Wes Craven names the biggest “regret” of his career

The horror genre would not look the same if it wasn’t for the contributions of a significant handful of filmmakers. Dario Argento popularised the European Giallo style throughout the 1970s, John Carpenter bought horror mainstream in the following decade, and in contemporary cinema, it’s the production company A24 who has helped to curate a vigorous landscape of cinematic terror.

Still, no one has done more for the genre than Wes Craven, the American horror maestro who brought audiences everything from the dark visceral terror of The Last House on the Left in 1972 to the popcorn frights of Scream in 1996. Known for his innovative approach to storytelling, Craven’s most successful haunt was undoubtedly 1984’s A Nightmare on Elm Street, the film that introduced audiences to the terror of the fedora-wearing dream ghoul, Freddy Krueger.

Released amid the slasher movie craze of the 1980s, where other franchises such as Friday the 13th and Halloween also thrived, Nightmare on Elm Street played on the fantastical aspects of such hellish villains, telling the story of a group of teenagers who are each haunted by a serial killer who picks off his victims whilst they’re dreaming. Starring Johnny Depp in his very first on-screen role, the film also featured the likes of Heather Langenkamp, John Saxon and Robert Englund as the iconic villain.

The terror comes to an end when Krueger is finally dispatched by Langenkamp’s Nancy Thompson, or so she thinks.

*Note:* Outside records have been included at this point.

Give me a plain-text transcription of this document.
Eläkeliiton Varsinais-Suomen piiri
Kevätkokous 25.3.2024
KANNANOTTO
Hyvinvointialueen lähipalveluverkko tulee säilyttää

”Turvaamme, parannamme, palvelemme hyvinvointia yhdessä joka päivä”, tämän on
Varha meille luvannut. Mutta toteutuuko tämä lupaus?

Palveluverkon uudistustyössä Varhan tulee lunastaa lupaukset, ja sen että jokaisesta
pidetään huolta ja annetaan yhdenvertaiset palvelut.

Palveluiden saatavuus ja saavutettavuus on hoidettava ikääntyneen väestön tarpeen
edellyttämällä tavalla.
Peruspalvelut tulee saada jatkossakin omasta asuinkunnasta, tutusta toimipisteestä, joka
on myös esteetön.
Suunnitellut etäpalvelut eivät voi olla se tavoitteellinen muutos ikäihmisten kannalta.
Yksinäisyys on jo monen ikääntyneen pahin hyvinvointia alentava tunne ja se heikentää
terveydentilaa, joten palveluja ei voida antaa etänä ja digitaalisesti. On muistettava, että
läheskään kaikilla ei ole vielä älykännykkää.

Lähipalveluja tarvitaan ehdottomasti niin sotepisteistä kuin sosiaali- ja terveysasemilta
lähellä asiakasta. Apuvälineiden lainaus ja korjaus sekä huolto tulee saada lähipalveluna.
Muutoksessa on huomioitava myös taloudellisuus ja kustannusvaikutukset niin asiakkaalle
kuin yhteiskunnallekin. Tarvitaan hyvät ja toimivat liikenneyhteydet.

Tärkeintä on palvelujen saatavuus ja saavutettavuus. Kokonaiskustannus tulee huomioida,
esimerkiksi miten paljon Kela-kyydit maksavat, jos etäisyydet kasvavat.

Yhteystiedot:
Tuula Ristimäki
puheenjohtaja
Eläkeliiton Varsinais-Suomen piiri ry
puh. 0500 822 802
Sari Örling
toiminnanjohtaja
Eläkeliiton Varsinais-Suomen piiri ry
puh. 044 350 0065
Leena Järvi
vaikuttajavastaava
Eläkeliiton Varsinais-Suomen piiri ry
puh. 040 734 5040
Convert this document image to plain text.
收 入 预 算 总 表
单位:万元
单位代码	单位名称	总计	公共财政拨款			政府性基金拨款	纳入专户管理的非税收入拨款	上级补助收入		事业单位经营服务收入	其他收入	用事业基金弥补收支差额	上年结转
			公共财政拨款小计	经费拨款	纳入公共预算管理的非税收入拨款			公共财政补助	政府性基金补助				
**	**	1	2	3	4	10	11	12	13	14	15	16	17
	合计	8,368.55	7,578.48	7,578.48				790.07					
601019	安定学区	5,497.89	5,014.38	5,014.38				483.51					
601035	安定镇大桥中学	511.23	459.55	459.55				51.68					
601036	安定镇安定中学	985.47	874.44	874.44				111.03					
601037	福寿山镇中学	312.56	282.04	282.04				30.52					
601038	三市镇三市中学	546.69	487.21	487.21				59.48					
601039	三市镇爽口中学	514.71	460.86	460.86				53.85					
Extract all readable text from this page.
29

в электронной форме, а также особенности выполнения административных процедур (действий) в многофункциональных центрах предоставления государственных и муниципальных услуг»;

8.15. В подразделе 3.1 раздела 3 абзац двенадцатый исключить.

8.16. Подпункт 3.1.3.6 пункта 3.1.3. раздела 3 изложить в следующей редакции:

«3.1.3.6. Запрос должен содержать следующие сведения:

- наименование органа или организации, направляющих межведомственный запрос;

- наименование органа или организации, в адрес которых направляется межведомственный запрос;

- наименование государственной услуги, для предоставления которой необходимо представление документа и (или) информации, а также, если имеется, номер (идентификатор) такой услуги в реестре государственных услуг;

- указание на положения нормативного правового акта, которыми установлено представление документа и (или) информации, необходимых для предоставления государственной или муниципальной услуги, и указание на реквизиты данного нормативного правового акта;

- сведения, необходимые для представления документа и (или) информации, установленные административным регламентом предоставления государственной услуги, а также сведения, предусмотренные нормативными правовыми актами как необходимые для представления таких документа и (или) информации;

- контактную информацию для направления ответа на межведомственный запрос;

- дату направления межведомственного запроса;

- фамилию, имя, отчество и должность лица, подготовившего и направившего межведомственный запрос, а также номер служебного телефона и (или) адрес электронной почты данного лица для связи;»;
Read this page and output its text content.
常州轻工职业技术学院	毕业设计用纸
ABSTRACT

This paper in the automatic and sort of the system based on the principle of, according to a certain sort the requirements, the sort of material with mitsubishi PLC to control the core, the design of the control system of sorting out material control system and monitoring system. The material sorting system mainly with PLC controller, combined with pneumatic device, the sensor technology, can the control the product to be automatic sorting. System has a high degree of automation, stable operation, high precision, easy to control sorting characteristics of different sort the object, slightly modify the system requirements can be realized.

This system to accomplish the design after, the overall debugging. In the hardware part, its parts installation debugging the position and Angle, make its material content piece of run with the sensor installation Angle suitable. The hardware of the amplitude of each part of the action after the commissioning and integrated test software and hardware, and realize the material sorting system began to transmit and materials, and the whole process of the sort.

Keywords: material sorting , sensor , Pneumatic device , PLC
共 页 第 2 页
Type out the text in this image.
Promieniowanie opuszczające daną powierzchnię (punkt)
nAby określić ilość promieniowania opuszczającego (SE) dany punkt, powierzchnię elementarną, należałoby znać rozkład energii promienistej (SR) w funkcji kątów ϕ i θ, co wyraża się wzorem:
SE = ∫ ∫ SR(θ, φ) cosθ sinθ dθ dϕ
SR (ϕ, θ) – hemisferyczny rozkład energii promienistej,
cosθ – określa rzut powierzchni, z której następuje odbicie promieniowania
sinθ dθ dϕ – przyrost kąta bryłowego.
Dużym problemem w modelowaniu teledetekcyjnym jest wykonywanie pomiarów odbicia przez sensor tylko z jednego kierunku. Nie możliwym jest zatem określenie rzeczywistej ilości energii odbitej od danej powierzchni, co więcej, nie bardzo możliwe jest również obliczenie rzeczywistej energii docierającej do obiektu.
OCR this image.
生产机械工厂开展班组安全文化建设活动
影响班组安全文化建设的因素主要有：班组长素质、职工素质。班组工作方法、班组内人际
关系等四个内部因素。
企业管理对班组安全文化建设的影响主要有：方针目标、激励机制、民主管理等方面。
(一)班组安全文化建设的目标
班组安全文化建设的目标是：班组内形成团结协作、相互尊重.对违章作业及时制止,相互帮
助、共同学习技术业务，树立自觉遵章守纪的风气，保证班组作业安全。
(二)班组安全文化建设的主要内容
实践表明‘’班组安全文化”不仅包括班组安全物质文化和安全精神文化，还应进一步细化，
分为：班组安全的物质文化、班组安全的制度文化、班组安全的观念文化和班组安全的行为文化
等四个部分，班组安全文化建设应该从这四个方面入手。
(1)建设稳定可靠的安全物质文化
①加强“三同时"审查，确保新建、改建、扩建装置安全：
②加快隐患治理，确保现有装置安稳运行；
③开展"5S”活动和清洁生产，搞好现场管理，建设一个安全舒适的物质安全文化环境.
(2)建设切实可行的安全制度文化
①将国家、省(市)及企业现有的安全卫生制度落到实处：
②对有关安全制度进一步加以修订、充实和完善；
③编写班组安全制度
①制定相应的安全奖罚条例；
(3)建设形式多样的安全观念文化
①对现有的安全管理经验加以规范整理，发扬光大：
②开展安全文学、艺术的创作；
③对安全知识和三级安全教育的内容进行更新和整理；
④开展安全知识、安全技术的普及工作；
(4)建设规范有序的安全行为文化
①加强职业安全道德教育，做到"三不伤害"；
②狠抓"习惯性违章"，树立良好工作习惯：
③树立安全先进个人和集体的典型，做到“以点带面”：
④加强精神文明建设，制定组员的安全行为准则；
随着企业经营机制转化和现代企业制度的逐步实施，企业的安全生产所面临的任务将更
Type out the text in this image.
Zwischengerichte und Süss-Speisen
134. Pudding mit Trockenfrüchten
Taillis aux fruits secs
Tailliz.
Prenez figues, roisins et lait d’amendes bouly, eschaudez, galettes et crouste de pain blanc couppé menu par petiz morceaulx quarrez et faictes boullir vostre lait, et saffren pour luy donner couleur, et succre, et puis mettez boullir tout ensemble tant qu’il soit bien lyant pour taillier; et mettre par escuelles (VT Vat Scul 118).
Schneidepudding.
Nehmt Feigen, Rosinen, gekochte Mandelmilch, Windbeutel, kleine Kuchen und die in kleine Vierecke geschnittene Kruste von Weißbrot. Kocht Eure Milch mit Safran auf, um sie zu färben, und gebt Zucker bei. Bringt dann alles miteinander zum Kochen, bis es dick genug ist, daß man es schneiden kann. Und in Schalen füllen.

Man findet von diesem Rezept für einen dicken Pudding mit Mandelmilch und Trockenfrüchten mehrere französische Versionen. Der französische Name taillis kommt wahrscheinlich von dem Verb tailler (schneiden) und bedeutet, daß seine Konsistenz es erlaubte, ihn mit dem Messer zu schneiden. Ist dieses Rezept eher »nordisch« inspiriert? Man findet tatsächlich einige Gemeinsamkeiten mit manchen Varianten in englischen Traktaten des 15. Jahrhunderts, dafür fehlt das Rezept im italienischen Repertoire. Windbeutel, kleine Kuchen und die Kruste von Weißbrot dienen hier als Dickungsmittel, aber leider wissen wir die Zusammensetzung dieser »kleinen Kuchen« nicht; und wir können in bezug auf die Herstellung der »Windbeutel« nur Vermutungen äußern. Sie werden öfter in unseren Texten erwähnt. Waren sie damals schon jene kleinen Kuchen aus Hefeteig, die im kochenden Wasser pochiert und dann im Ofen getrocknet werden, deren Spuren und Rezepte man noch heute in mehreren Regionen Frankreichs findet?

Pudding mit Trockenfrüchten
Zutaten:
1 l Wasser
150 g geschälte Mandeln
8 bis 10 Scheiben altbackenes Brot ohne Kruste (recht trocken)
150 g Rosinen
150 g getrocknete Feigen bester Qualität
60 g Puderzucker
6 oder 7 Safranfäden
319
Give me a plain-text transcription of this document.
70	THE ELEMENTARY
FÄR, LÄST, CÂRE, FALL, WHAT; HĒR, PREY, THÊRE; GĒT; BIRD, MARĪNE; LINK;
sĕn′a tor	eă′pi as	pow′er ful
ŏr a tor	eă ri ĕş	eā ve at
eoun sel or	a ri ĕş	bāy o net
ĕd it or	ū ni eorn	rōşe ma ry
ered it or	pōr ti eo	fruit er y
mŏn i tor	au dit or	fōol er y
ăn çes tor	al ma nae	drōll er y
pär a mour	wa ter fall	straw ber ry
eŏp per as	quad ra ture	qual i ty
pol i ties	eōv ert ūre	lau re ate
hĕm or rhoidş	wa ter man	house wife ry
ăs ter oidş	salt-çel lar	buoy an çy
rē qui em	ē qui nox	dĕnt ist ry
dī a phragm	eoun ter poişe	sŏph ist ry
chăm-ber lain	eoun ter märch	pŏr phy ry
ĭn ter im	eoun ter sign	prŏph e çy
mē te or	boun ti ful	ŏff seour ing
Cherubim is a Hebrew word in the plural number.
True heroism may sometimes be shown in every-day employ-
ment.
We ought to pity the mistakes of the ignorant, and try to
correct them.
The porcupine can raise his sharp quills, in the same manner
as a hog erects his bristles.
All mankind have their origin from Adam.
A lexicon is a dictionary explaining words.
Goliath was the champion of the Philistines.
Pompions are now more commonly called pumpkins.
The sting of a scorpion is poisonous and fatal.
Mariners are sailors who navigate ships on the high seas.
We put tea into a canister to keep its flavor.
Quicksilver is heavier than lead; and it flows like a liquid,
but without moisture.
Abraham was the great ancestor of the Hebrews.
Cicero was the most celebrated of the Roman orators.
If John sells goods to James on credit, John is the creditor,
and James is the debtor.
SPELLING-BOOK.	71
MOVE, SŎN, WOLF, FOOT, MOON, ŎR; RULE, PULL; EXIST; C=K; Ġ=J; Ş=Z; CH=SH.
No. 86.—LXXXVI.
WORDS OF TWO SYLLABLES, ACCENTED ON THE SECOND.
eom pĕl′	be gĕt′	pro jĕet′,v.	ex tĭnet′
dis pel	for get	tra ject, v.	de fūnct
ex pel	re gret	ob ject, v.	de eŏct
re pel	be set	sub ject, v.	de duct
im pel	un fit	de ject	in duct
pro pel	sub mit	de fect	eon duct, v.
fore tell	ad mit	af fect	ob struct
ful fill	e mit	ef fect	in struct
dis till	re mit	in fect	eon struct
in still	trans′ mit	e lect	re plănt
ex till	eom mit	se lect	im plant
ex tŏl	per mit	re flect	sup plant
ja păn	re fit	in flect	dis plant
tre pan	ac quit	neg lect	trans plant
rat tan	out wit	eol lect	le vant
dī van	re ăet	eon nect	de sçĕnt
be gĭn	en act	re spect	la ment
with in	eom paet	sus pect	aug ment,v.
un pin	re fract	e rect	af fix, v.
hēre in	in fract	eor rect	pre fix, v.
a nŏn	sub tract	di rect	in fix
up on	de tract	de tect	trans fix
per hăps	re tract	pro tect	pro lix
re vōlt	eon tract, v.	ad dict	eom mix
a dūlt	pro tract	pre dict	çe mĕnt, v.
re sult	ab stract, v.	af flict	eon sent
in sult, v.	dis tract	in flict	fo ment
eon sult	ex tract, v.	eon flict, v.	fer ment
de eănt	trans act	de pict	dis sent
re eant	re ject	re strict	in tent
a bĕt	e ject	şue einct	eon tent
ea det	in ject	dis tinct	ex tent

Waking up in the morning after a particularly monstrous dream in which she appeared to kill Krueger once and for all, she stares out into blissful suburbia before jumping in a car with all her previously deceased friends. Waving to her daughter as she drives away, Marge, Nancy’s mother, is suddenly pulled through the small window in her front door by the villain’s bladed hand – the nightmare continues.

But, this wasn’t the idea for Craven’s original ending, with this being detailed in an interview regarding the film’s history for Vulture.

Recalling the shoot, Bob Shaye, the founder of New Line Cinema, stated: “Wes had written an ending where Heather vanquishes Freddy and goes off to school the next day. It’s beautiful sunshine, and that’s the end. I’d seen Friday the 13th and some other films, and there’s always a zinger at the end. There was no zinger here”.

Replying to this, Craven explained: “Bob wanted a hook for a sequel. I felt that the film should end when Nancy turns her back on Freddy and his violence — that’s the one thing that kills him. Bob wanted to have Freddy pick up the kids in a car and drive off, which reversed everything I was trying to say — it suddenly presented Freddy as triumphant. I came up with a compromise, which was to have the kids get in the convertible, and when the roof comes down, we’d have Freddy’s red and green stripes on it”.

Even though it’s remembered as one of the most iconic horror movie endings of all time, Craven isn’t too fond of it, concluding his thoughts by stating, “Do I regret changing the ending? I do, because it’s the one part of the film that isn’t me”.